Recovery Post-Crash

Concept. Post-crash recovery runs three passes over the WAL (Analysis (figure out which transactions were in flight at the crash), REDO (replay every committed change to bring the on-disk data back up to the log), and UNDO (reverse the changes of any transaction that didn't COMMIT))leaving the database fully consistent and ready for new traffic.

Intuition. When the server crashes mid-rush, the log shows Mickey, Minnie, and Daffy were all mid-Premium-purchase. Analysis scans the log and labels them: Mickey COMMITted, Minnie COMMITted, Daffy did not. REDO replays Mickey's and Minnie's writes in case their account-table pages never flushed. UNDO reverses Daffy's charge. His transaction never finished. After three passes, Mickey and Minnie are Premium, Daffy is refunded, and the database is back online.

The Crash Scenario

A database crash leaves us with a few cold facts:

  • Committed transactions might not be fully on disk.

  • Partially complete transactions were left hanging.

  • WAL log holds the full history of changes.

The recovery process needs to:

  1. Analyze the WAL log to figure out what went down.

  2. REDO committed transactions to keep promises.

  3. UNDO incomplete transactions to maintain integrity.

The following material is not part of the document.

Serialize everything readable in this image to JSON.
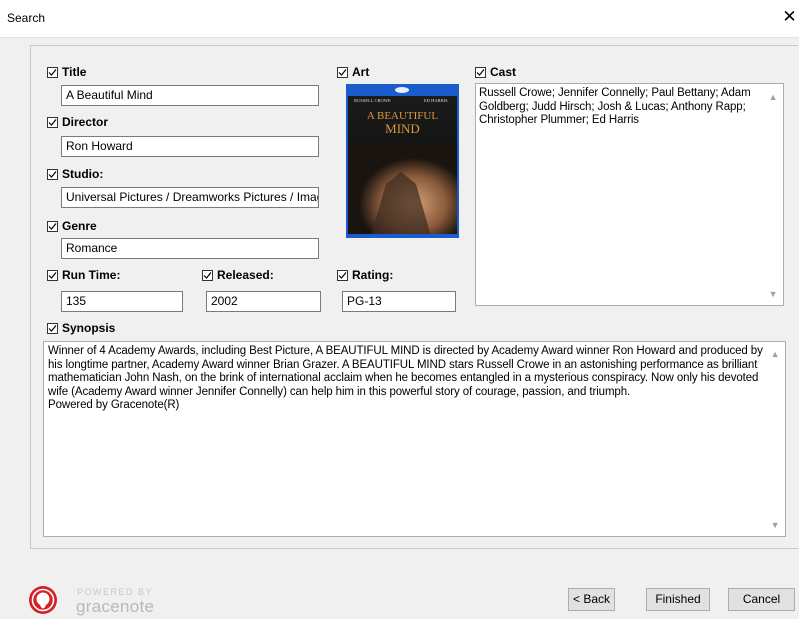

A subtle case: an ABORTed transaction in the WAL still gets REDO'd first, then UNDO'd. The algorithm is uniform. Some databases optimize this REDO-then-UNDO away for ABORTs to save I/O on long transactions.

When Machine (or disk or network) Crashes

Just Before Crash

DB just before crash

Just After Crash

Just after crash

Post-crash reality:

  • Some changes made it to the database (thanks to buffer flushes).

  • Some committed work is missing (lost in RAM).

  • Some incomplete work is on disk but not committed.

  • WAL log is the key to sorting this out.

The Recovery Process

The recovery algorithm in action:

  • Phase 1 - Analysis: Read WAL to build transaction table.

  • Phase 2 - REDO: Replay all changes to reconstruct state.

  • Phase 3 - UNDO: Roll back unfinished transactions.

+ REDO Phase

Purpose: Ensure all finished work survives

Action: Apply changes from WAL using new_values

Order: Forward through the log (oldest to newest)

− UNDO Phase

Purpose: Remove effects of 'unfinished' transactions

Action: Reverse changes using old_values from WAL

Order: Backward through the log (newest to oldest)

After Recovery Complete

Database state after recovery

The final state:

    • All committed transactions are fully applied.

  • − All uncommitted transactions are completely removed.

  • Database is consistent and ready for new transactions.

Why This Works

The WAL is the source of truth!

  • It has the complete history of all changes
  • It has both old and new values for every change
  • It's written durably before any actual data changes
  • Even if the database is corrupted, WAL can rebuild everything

Recovery Guarantees

What Recovery Ensures

  • Atomicity: Transactions are all-or-nothing.

  • Durability: Committed work survives crashes.

  • Consistency: Database rules are preserved.

  • Repeatability: Recovery is deterministic.

What Recovery Costs

  • Time: Can take minutes to hours for large databases.

  • I/O: Must read entire WAL since last checkpoint.

  • Availability: Database offline during recovery.

  • Complexity: Requires careful implementation.

Optimizations

Checkpointing

Idea: Periodically flush all dirty pages to disk

Benefit: Limits how far back recovery must go

Trade-off: Checkpoint overhead vs recovery speed

Practice Questions

Test Your Understanding

Q1: Why do we REDO before UNDO?

Q2: What if the system crashes during recovery?

Q3: How do we know which transactions were active at crash time?